Creio que é totalmente imatura a decissão. Ainda não chegou ao ano de governo e resulta muito difícil evaluar seus aportes.
Concordo totalmente com Nicole em que näo necessariamente mereça o prêmio e que talvez seja uma forma de anima-lo pra siguer.
Acabo de ver que ganhou o Nobel de Literatura uma vítima da ditadura rumana. Espero que, com esta tendência, o grande Juan Gelman tenha a possibilidade de consigue-lo. Porque, pelo visto, näo querem honrar ao Sábato, como se houvessem "saído de moda" ele e toda sua nunca honrada geração (Borges, Cortázar, Bioy Casares, etc.).
Saludos!
Patricio Iglesias
Querida Nica,
É uma ótima definição. Meu único receio é que ela acabe polarizando ainda mais a política americana, que já está num momento de muitos ódios e radicalismos.
Caro Patricio,
O Nobel foi injusto com os argentinos na Literatura, mas ao menos vocês ganharam dois na Paz e vários em ciências. E o Brasil, que nunca levou nada?
Abraços
Meus caros:
Näo olvidem o grande aporte da ciência brasileira à humanidade e especialmente à América Latina. Chagas foi brasileiro e näo foi facil pra ele lutar contra séculos de prejuícios. É assim; esperemos que mude, mas um norteamericano sempre tem tido mais possibilidades de ganhar o Nobel do que um brasileiro ou um argentino.
Abraços!
Minha primeira reação foi criticar o prêmio, mas depois entendi o gesto político embutido.
O Nobel quer pressionar e comprometer Obama com a busca da paz.
Grande Maurício,
achei ótima a sua comparação do Obama com o Gorbachev (outro Nobel da paz)! Por coincidência, escrevi um post sobre o Gorbachev no meu blog. Assisti essa semana uma palestra dele na ONU. Se quiser conferir:
http://identidadeinternacional.blogspot.com/2009/10/gorbachev.html
Abraços!
Salve, Igor.
Começo a achar que a Der Spiegel tem razão e que o Nobel da Paz é "mais fardo do que honra". A não ser que o sujeito seja Madre Teresa ou alguém do gênero.
Adorei a "perestroika americana". Acho que ainda escreverei sobre isso!
Dom Patricio,
Ontem fui a uma palestra do embaixador argentino no Brasil, que falou sobre o futuro do Mercosul.
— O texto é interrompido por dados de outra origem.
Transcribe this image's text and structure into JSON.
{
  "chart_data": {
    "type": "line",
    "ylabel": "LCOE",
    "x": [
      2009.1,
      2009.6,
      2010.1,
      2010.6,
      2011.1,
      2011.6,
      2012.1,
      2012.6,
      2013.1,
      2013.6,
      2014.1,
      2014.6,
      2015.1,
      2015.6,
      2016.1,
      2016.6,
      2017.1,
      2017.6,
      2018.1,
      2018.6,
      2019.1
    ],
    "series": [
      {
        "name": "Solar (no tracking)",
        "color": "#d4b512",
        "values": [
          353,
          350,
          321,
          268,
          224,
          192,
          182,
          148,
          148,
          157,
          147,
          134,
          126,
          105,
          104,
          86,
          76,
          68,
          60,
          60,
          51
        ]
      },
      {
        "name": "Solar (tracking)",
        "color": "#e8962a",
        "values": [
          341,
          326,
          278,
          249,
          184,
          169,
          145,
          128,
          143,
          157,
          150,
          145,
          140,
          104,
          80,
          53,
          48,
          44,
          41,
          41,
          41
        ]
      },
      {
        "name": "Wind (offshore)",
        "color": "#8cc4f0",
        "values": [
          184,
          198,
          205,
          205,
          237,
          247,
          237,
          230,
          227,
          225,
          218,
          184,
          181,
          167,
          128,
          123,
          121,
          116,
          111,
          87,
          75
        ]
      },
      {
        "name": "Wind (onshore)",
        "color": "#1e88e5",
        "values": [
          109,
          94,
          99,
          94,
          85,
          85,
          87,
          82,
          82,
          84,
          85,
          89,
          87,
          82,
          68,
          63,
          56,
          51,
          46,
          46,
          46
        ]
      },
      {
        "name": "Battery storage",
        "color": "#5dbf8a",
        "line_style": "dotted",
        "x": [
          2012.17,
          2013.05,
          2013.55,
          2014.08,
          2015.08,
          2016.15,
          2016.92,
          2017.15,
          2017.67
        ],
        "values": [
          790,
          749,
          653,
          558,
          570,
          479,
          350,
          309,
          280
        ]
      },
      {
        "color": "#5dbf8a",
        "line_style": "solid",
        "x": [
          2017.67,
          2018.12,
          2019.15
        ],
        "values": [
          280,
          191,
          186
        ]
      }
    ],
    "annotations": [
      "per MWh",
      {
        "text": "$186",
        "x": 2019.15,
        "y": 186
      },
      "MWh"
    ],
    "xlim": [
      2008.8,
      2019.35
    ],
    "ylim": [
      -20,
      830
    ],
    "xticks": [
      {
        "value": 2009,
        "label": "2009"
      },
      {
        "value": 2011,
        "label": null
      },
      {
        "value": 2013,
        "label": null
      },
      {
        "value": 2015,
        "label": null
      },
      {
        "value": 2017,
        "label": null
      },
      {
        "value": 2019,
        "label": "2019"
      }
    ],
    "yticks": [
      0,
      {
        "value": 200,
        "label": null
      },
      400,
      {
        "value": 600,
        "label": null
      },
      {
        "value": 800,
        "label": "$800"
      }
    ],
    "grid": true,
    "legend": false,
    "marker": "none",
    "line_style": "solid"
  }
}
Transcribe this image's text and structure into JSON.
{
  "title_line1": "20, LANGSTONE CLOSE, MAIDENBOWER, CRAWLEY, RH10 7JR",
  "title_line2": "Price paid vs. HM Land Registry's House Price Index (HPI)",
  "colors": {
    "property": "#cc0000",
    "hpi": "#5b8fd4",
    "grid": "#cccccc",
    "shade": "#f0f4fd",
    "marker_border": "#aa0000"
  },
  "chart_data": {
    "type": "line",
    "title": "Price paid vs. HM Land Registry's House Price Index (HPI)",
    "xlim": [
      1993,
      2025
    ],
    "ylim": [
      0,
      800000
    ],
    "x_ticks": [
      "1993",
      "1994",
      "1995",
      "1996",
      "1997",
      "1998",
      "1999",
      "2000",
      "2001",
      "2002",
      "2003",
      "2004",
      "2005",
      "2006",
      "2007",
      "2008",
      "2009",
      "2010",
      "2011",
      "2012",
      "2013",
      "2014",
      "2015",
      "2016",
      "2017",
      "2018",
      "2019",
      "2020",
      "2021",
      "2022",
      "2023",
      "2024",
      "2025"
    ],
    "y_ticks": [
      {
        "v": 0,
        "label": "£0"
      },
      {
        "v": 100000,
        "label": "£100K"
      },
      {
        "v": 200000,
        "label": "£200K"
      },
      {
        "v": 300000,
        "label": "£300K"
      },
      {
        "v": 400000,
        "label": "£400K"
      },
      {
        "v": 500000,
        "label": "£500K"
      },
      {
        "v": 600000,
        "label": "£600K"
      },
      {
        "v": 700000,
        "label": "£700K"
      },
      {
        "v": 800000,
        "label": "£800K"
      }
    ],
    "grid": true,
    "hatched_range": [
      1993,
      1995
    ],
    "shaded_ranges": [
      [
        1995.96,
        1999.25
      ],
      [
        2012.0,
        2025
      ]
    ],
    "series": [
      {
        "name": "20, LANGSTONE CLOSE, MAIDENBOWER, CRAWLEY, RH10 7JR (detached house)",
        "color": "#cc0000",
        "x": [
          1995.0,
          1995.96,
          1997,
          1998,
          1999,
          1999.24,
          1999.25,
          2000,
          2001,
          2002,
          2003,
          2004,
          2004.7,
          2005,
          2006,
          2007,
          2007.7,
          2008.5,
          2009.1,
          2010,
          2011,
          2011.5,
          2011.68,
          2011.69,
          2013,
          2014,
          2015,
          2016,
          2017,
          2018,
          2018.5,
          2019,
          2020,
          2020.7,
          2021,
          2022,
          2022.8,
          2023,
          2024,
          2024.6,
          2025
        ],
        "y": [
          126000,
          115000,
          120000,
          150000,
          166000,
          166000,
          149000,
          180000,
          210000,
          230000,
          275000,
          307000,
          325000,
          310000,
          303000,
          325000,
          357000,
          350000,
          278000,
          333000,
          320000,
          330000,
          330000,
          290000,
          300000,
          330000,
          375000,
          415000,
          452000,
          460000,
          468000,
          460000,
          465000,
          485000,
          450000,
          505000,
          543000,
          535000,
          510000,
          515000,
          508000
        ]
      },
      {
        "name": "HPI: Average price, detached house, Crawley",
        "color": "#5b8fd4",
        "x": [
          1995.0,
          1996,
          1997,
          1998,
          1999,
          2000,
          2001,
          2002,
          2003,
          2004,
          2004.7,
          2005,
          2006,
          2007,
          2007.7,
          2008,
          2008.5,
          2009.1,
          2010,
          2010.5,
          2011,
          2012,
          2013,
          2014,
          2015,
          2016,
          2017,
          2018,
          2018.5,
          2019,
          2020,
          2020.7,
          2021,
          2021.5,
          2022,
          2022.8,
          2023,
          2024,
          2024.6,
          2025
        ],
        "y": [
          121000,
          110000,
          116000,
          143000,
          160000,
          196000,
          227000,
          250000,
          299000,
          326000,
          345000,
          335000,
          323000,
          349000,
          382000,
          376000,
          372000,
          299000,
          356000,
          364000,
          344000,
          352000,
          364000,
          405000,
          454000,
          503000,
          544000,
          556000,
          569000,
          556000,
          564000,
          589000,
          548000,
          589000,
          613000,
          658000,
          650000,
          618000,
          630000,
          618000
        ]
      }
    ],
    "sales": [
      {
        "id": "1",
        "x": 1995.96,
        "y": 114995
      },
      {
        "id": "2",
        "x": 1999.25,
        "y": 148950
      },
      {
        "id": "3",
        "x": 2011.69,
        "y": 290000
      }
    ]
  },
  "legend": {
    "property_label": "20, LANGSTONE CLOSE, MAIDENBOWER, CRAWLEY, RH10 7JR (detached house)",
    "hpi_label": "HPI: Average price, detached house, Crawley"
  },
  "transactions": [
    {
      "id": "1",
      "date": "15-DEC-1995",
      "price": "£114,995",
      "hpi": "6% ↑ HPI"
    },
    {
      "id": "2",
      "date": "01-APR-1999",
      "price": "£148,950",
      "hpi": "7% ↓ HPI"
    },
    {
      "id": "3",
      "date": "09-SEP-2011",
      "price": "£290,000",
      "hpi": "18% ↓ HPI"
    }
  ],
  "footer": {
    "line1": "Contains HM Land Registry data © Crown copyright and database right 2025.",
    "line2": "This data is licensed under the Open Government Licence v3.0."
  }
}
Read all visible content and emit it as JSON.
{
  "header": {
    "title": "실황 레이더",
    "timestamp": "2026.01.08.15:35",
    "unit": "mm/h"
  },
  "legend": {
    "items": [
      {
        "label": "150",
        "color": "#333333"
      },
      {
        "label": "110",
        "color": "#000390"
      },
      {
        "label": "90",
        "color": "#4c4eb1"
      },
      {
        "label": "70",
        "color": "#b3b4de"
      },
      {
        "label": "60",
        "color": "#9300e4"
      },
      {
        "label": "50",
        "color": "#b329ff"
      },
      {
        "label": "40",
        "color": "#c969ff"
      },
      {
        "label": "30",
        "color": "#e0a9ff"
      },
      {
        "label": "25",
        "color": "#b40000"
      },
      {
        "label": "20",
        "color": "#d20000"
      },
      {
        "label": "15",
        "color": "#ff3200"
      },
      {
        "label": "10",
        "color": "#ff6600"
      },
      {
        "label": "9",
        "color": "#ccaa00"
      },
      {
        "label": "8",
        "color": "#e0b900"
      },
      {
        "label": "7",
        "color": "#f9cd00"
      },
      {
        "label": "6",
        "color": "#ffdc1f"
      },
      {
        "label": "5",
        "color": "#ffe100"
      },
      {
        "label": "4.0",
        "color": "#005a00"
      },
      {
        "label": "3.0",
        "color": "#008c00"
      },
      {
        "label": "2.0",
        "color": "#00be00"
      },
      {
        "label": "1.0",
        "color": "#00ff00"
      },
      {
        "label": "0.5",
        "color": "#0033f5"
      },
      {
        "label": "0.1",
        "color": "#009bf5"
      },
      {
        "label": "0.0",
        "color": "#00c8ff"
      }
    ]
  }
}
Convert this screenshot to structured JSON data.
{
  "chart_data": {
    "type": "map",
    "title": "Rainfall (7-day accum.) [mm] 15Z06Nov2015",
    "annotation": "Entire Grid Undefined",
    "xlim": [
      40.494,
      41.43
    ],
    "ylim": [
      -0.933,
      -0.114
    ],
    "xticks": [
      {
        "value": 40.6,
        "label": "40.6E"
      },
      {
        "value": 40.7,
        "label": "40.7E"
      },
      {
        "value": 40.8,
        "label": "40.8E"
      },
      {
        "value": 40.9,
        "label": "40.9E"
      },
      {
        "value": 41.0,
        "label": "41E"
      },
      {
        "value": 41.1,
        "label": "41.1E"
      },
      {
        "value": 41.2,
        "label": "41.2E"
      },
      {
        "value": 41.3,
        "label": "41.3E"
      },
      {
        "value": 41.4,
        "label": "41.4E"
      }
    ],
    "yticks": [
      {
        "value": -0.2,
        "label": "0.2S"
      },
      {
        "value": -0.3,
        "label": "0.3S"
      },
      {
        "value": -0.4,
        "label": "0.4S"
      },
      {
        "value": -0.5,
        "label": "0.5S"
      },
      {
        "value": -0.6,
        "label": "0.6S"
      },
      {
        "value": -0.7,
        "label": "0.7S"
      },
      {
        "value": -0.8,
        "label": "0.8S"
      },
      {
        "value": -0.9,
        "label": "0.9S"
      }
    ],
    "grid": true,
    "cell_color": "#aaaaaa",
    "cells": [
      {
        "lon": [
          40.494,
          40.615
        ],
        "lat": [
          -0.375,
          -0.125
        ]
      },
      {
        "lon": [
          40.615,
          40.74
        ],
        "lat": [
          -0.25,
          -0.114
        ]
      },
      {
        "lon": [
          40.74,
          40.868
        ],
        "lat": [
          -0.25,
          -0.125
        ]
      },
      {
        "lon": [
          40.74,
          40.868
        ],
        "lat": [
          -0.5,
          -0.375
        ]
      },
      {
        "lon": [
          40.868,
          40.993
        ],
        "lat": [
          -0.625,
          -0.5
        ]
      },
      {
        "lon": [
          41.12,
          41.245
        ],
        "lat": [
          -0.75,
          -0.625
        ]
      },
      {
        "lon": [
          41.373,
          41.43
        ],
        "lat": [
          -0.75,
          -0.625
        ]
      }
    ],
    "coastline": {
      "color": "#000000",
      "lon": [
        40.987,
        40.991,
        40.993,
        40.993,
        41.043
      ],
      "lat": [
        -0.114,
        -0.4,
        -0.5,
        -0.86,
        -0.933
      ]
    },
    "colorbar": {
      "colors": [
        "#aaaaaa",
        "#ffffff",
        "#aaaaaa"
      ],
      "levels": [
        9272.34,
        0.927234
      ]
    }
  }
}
Será tema do blog na próxima semana.
Abraços
Foi o Nobel mas surpreendente dos ultimos anos, mas coitado do Obama precisava de um "pick me up" depois da olimpiada..rs..
Salve, Mauricio
Sinceramente, não acho que o Obama merecia o prêmio, embora esteja mudando a política unilateral promovida durante o governo Bush; e tenha apresentado bons projetos político-diplomáticos nesse início de governo. Mesmo que seja um "incentivo" político, acho que o reconhecimento (que vale mais de 1 milhão de dólares) deveria ser dado a pessoas que realmente dedicam suas vidas a paz - internacional ou intranacional. Aliás, pessoas ou ONGs, que não tem tantas condições finaneiras e políticas de desenvolver seus projetos.
Obama certamente está tentando promover a paz entre as nações, mas isso faz parte do papel do Presidente do Estado líder mundial - ainda que nem todos tenham seguido esse caminho.